– Доддс об этом говорил, – сказал я.
– Я слышал этот термин, – сказал Конан Дойл, – но не вполне понимаю, что он значит.
– Облигация на предъявителя – это документ, по которому деньги может получить не указанный в нем владелец, а любой, кто его предъявит, – объяснил я.
– То есть любой, у которого он есть, может получить по нему деньги?
– Совершенно верно, – ответила Адриана – Так можно вкладывать деньги и не указывать своего имени.
– Стало быть, след обрывается, – сказал я.
Адриана продолжала;
– След всегда обрывается, когда имущество переводят в наличность и ценные бумаги.
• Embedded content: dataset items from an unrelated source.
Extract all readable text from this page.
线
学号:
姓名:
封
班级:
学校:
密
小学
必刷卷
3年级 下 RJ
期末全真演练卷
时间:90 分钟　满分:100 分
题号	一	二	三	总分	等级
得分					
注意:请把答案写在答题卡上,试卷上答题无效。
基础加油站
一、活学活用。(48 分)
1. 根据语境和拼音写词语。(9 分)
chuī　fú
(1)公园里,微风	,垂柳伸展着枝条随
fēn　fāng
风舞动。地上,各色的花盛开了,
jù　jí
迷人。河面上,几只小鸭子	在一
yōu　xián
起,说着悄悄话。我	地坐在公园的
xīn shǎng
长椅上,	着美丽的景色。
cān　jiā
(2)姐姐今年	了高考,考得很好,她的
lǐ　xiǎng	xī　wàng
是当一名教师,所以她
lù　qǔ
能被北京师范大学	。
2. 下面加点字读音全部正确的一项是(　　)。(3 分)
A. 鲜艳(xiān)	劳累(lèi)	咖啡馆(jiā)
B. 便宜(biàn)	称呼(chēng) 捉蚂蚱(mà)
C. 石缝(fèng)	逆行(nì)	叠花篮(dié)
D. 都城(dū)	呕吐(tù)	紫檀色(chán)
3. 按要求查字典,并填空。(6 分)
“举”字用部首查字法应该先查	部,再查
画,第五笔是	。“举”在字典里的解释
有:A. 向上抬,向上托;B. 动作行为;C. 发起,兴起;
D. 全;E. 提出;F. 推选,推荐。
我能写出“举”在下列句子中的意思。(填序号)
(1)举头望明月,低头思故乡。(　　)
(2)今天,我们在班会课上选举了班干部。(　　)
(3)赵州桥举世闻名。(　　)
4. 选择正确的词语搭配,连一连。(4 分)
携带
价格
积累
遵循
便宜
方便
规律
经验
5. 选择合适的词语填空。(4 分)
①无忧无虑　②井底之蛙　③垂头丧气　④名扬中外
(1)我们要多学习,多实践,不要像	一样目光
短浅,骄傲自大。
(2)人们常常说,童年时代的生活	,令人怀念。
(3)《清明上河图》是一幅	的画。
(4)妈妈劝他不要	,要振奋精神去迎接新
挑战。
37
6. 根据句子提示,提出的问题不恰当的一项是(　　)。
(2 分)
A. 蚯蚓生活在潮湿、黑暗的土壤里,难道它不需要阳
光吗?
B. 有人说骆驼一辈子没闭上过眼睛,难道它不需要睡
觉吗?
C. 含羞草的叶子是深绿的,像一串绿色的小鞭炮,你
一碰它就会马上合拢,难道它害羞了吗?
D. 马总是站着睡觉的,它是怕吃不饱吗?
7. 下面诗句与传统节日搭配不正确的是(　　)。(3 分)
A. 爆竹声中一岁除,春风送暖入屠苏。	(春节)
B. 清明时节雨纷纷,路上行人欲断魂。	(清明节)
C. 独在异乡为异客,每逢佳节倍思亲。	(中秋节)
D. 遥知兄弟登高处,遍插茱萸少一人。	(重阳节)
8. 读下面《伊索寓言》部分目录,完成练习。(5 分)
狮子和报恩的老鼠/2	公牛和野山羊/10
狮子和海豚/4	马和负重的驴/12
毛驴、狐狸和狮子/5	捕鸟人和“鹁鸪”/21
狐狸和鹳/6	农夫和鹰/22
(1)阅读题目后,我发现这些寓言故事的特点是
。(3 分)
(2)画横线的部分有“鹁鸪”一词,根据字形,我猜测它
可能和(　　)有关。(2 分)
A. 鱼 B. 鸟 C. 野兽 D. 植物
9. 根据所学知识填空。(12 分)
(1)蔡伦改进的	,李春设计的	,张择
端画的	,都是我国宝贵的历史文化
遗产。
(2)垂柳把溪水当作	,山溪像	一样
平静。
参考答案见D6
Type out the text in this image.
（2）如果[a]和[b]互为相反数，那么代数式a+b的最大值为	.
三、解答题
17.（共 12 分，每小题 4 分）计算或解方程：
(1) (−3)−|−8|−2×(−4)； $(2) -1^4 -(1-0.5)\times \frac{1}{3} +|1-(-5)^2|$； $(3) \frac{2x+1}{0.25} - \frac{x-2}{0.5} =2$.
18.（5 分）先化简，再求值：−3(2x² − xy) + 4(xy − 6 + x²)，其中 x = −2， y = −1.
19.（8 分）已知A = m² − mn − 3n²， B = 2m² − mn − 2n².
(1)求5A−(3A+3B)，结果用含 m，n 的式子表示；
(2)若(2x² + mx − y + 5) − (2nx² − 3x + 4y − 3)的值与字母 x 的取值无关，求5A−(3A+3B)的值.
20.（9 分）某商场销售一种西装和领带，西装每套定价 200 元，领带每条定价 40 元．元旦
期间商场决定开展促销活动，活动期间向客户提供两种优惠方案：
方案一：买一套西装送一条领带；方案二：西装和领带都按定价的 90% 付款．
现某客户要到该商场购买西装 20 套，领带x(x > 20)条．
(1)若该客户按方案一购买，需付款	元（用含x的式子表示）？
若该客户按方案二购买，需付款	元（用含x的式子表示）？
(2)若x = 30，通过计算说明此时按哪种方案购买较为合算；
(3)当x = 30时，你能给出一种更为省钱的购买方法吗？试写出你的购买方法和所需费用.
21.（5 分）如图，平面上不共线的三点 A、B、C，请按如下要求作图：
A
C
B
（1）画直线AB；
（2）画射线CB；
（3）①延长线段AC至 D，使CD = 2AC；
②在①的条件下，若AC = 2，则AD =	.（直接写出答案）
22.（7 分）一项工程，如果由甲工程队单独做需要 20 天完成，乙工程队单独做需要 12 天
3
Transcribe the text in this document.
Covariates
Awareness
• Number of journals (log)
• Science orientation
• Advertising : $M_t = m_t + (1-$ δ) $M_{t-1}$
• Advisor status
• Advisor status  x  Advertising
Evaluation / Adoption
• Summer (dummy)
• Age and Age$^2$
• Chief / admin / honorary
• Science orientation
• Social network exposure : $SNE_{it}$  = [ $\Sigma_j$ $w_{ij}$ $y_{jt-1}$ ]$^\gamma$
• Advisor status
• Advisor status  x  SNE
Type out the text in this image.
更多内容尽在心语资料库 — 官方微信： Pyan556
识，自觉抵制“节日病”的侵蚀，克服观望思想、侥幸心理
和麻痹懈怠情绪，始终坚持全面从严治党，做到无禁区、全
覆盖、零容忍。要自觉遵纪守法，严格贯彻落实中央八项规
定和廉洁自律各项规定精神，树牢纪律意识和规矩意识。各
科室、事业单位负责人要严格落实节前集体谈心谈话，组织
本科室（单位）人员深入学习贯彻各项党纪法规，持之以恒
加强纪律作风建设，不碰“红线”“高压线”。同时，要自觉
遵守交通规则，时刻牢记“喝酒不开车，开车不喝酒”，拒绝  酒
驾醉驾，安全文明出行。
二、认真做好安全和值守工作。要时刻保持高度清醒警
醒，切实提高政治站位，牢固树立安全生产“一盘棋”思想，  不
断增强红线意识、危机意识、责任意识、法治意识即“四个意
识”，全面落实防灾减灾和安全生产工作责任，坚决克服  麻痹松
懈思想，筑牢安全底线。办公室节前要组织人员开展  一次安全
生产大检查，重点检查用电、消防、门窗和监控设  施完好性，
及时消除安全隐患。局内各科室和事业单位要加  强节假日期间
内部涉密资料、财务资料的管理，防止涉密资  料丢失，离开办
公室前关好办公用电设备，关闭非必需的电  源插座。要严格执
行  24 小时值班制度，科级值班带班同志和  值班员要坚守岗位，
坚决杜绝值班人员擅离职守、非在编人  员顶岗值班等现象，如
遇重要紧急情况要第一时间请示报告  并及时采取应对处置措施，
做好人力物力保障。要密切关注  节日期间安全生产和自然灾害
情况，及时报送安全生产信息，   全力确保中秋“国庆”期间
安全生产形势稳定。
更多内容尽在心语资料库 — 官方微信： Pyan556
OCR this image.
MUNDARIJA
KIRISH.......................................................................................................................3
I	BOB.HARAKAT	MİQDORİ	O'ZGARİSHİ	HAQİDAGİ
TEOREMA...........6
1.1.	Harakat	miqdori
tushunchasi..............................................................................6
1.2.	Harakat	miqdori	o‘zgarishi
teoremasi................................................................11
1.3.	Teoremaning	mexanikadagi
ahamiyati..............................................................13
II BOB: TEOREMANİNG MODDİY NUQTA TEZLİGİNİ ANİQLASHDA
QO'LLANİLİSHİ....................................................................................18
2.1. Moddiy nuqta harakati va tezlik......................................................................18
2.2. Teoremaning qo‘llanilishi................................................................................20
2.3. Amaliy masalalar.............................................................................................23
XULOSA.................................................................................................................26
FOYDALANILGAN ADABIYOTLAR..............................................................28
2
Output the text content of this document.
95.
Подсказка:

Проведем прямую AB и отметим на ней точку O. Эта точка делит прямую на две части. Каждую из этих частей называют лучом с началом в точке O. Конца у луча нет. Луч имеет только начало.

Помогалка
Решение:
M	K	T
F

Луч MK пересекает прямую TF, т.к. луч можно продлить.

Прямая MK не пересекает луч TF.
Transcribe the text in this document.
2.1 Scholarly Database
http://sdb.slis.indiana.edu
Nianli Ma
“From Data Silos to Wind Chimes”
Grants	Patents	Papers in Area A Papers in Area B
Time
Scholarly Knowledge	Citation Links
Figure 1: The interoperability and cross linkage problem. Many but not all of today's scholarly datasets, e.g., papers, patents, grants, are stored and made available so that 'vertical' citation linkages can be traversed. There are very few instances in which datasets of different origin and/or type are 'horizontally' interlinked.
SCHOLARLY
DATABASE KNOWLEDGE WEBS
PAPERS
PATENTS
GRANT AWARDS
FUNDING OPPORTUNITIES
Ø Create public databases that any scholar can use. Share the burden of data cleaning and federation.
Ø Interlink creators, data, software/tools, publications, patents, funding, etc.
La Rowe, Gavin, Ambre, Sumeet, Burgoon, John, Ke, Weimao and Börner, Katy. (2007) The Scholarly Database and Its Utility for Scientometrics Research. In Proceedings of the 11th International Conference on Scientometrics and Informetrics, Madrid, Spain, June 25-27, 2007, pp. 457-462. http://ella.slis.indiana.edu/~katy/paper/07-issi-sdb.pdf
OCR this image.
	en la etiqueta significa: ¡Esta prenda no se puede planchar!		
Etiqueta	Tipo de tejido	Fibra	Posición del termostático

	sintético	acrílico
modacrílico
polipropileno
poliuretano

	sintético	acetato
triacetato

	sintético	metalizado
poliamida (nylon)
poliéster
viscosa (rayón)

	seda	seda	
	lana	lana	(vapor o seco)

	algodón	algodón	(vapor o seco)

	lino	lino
Таунби распродал все, и не осталось никаких следов сделок Он продал все акции и облигации, на которых указан владелец. Он начал это еще в Эдинбурге, когда учился в медицинской школе. Он продавал понемногу каждый месяц. И в первый год по возвращении в Лондон он закончил эту операцию.
– А есть ли идеи относительно того, какова вся сумма? – спросил Конан Дойл.
– Они совершенно уверены, что к началу четырнадцатого года она превышала тридцать тысяч, но ему удалось купить достаточно облигаций с высоким процентом, а определенная часть была в золоте. Из-за войны золото резко подскочило в цене. Где бы ни находилось состояние, процентов с него хватило бы, чтобы обеспечить весьма небедную жизнь, – ответила она.
Я не мог поверить, что тот самый Уилл Таунби, которого я видел сегодня утром, был таким хорошим актером. В конце концов, он и сам признал, что, видимо, умыкнул деньги.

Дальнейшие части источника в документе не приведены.